While some incubators will look for “techie” products to invest in, the founder of Chinese incubator TriBeluga said she looks at the leaders of start-ups to decide whether to invest hundreds of thousands of dollars in the fledgling firms.
“I will see the leader, then the team, and the last thing is the product,” TriBeluga president Lili Luo said.
And the trust building is done over a meal.
“For example, for people who like to eat spicy food, their character is usually not very soft. They like adventure,” she said, admitting that she also likes spicy food a lot.
“The most important thing is how we get along together, and how the chemistry is sparked at the scene … [only then can] we work on mutual ground and accomplish mutual goals,” Luo said.
“The leaders of Haebora and V touch, I believe in them,” she said, describing the bosses of the two South Korean start-ups in which Tribeluga has invested as sincere and energetic.
TriBeluga sees South Korea as the first step of its business expansion, as Luo said intellectual property rights (IPR) in China are not mature enough.

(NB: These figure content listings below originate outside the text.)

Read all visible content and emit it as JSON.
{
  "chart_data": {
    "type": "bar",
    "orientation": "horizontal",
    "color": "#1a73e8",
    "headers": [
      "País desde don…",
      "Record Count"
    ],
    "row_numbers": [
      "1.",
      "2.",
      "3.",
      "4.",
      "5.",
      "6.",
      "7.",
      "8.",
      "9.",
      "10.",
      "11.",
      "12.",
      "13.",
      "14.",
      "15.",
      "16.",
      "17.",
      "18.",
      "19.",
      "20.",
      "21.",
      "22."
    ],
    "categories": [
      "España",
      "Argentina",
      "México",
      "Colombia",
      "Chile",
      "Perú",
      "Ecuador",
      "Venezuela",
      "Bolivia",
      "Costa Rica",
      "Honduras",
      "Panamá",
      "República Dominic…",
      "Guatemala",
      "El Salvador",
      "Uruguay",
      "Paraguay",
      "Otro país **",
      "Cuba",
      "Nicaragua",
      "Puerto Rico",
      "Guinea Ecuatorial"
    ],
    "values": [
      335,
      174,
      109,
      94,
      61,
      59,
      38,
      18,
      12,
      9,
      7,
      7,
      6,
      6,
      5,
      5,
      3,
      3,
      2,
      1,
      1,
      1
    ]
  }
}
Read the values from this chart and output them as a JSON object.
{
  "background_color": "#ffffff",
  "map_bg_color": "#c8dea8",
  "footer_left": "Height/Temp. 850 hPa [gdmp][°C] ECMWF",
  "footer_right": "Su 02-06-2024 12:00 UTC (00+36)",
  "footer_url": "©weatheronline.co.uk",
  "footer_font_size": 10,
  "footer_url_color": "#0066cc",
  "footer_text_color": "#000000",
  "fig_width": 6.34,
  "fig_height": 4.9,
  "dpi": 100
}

“Since President Xi Jinping took office, many regulations [regarding IPR] are already undergoing changes. It is such a big country with one billion-plus people, unlike Korea, with a population of 50 million who can change the rules very fast,” Luo said.
She also said that the products South Korean tech firms develop are more able to meet the needs and preferences of the Chinese population, as the lifestyles of Chinese and Koreans are similar.